Southwold: A Quintessentially English Seaside Resort

12 August 2022

Southwold, on England's East Coast, is one of the few spots in England where time seems to have stood still. It’s the sort of place where people are likely to say hello as they pass. Its beaches are sandy and lined with pastel-coloured beach huts, pale pink, blue, mauve and yellow, some of which can be rented.

The traditional 19th-century pier has several restaurants, one of which serves freshly caught fish and chips. There are also several gift shops, and a quirky amusement arcade. Towards the end of the pier is one of the must-sees of Southwold, a water clock made of metal that incorporates the silhouette of two gentlemen. When the clock chimes, the men drop their trousers and their ‘pee’ waters the flowers, which then blossom. When the chimes stop, the trousers come up and the flowers go down. At the very end of the pier, whatever time of the year, there are always people with their fishing rods, braving the North Sea winds.

Near the pier, but set back from the sea, is the Southwold Boating Lake & Café. The café has a veranda overlooking a children’s boating lake - a haven for ducks and a lovely spot to stop for a coffee or afternoon tea. A nice touch is that the owners have thoughtfully provided rugs, when needed, to shield against the wind. At the entrance is Southwold Heritage 12-hole Adventure Golf with each hole featuring aspects of the town’s history.

Brewing in Southwold goes back to the 1600s and the town is well known as the home of Adnams, who established a brewery here in 1872. In November 2010, Adnams expanded, opening a distillery producing gin, vodka, and whiskey. Tours of the brewery and distillery run throughout the week, finishing with a tasting. At the end of the high street, they have a shop and café situated in a massive warehouse. A great place for finding novel cooking utensils and presents, as well as stocking up on wine and spirits.

Hidden away, but just around the corner from the shop is the fascinating Southwold Museum. The museum is manned by volunteers so is only open from 2 – 4pm. Entry is free, and the volunteers are happy to point out the ‘must see’ items. This includes the Southwold Rudders, more than one thousand years old, which were found by local fishermen in the 1980s. A reconstructed Viking ship shows how the rudders would have been used.

The majority of the shops in the high street are still independent. One of them houses the Amber Museum, the only one in the UK dedicated to amber.

On Monday and Thursday mornings, the marketplace in front of the town hall has stalls selling anything from fruit and vegetables to flowers and clothes.

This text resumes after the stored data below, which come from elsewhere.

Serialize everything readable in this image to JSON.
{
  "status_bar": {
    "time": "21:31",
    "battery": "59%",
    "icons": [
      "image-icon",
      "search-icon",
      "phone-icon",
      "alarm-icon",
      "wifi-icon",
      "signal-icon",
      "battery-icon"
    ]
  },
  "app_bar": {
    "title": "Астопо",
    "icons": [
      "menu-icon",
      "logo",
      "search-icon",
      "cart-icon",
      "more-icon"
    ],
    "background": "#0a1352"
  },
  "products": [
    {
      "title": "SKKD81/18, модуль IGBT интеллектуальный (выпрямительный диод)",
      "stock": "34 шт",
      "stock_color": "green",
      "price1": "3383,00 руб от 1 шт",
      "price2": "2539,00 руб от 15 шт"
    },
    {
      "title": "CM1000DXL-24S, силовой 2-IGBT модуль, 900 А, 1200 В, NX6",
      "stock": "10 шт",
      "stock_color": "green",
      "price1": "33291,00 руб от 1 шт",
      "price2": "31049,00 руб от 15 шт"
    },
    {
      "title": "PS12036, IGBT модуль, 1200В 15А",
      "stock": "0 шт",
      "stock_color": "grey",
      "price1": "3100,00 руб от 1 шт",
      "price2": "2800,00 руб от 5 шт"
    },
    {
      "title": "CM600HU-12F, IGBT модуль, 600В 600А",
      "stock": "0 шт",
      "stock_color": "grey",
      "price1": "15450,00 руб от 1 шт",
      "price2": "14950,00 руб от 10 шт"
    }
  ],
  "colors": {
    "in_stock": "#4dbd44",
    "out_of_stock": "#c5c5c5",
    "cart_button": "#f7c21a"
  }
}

I always thought lighthouses were positioned on a cliff’s head and not in town but Southwold’s lighthouse is inland. A white tower, nestling between several houses there is a climb of 113 steps. Sadly, it is closed for 2022, but will hopefully reopen in 2023. It is worth visiting for the panoramic views of the North Sea, the Sizewell Nuclear Power Station to the South and Lowestoft to the North.

Southwold is a great place for eating local, freshly caught fish, particularly fish and chips. Queues form by the Little Fish & Chip shop in the town centre but better still is their dog-friendly restaurant the Sole Bay by the harbour where booking is recommended. At its entrance, is a fishmonger, with some fish caught by their own boat and others smoked in their own smokery. They will also ice pack fish if you want to take some home. The specialty in the restaurant, from the amount of people ordering the dish, seems to be the platters of seafood.

The harbour is also where the local ferry, a manned rowing boat, provides a quick way, rather than going by foot via a bridge, to the neighbouring village of Walberswick.

Six miles from Southwold, a new sustainably-built outdoor theatre has been built in the midst of Suffolk woodland. During the summer, Thorington Theatre is hosting over 40 shows with something for everyone - from Shakespearian classics to Wind in the Willows, operas and stand-up comedy!

A short drive from Southwold at Saxmundham, bordering on the sea, the woodlands and wetlands of RSPB Minsmere cater for everyone who loves nature. Because of its rich and varied landscapes within the reserve, there are lots of wildlife among the reedbeds, wet grasslands, shingle vegetation and lowland heath. Bring binoculars, although they can also be hired. Dotted around are covered look-out posts, which have pictures of the birds you are likely to see. Fortunately, bird watchers also enjoy sharing their knowledge so when visiting it’s always worth asking someone nearby if you need help identifying something. Adjacent to the shop, a café serves home-cooked light lunches which is fortunate as it’s very easy to spend a whole day there!